A tea prepared with tarragon is a traditional French remedy for treating insomnia and hyperactivity or learning disorder. This tea has shown to be very effective in healing these conditions and the success rate has been considerably high.

Tarragon leaves that are flavored like anise as well as the crests of the flowers are often used to spice up stews, sauces, soups, meat, eggs, fish and even pickles. Tarragon leaves as well as the essential oils derived from the herb too are used in the preparation of tarragon vinegar, mustard, tartar sauce as well as alcoholic beverages. It may be noted here that the Russian tarragon, a different species of the herb, is regularly mistaken for the French tarragon and also sold as French tarragon in the market. 

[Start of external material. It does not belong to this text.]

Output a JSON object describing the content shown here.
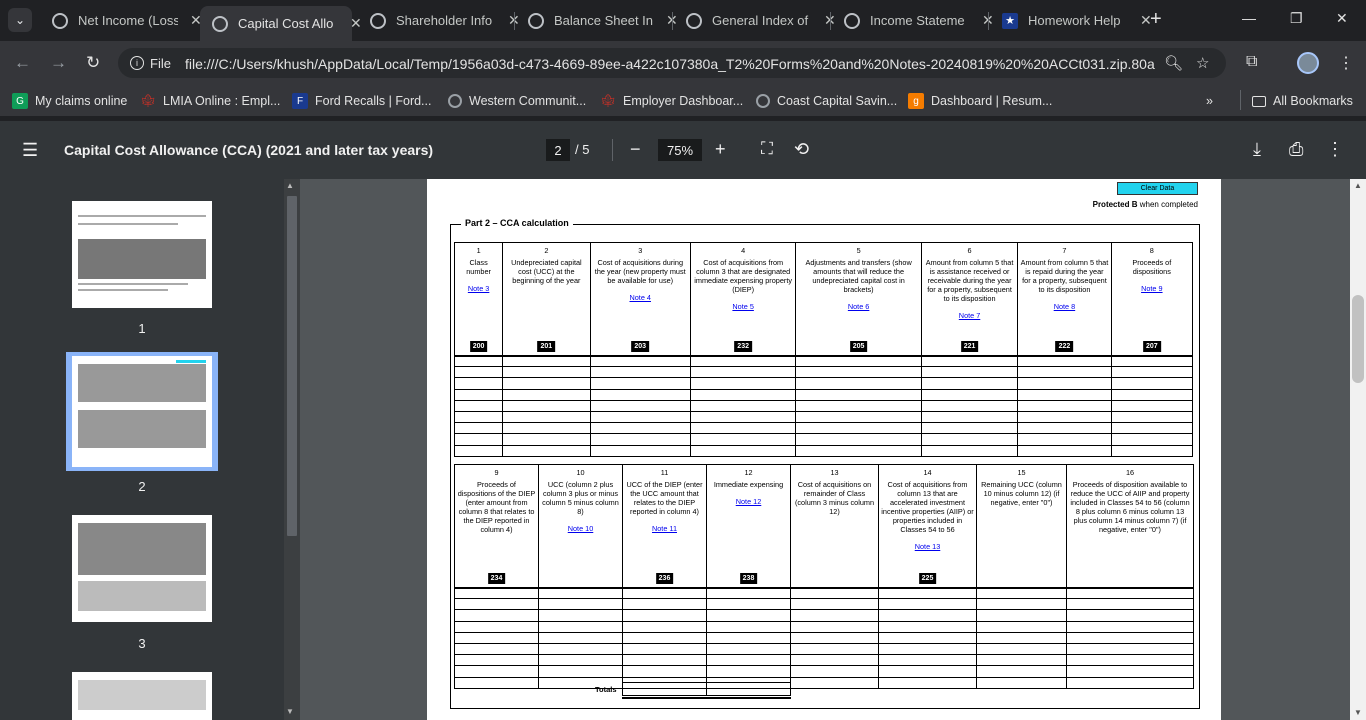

Early research suggests that applying a mixture of ginger, cardamom, and tarragon essential oils to the neck after anesthesia and surgery may help relieve nausea and prevent vomiting for up to 30 minutes in some people. However, the effect seems to vary depending on the number of vomit-causing drugs that were given during anesthesia or as pain relievers during and/or after surgery.

In addition, the herb is also believed to possess a gentle and non-irritating diuretic property that facilitates our system to get rid of toxic substances let loose during the digestion of meat and a number of other proteins.

An infusion prepared with the leaves of tarragon has been traditionally recommended to improve appetite, alleviate flatulence and colic, to provide relief from the pain caused by arthritis, gout and rheumatism as well as flush out worms from the body. It is said that when freshly collected tarragon leaves or roots are topically applied to cuts, sores and even teeth, they act as a local painkiller.

In foods and beverages, tarragon is used as a culinary herb.

In manufacturing, tarragon is used as a fragrance in soaps and cosmetics.

Tarragon (Artemisia Dracunculus) Side effects


Tarragon is likely safe when taken by mouth in food amounts. Tarragon is possibly safe when taken by mouth as a medicine, short-term. Long-term use of tarragon as a medicine is likely unsafe . Tarragon contains a chemical called estragole, which might cause cancer.

Pregnancy and breast-feeding: It’s likely unsafe for women who are pregnant or breast-feeding to take tarragon by mouth as a medicine. Tarragon might start your period and endanger the pregnancy.

Bleeding disorder: Tarragon might slow blood clotting. There is concern that tarragon might increase the risk of bleeding when taken as a medicine. 


Tarragon (Artemisia dracunculus) Overview, Health Benefits, Side effects
Tarragon (Artemisia Dracunculus) tree


Allergy to ragweed and related plants: Tarragon may cause an allergic reaction in people who are sensitive to the Asteraceae/Compositae family. Members of this family include ragweed, chrysanthemums, marigolds, daisies, and many others. If you have allergies, be sure to check with your healthcare provider before taking tarragon.

Surgery: Tarragon might slow blood clotting. There is concern that tarragon might prolong bleeding during and after surgery. Stop taking tarragon at least 2 weeks before a scheduled surgery.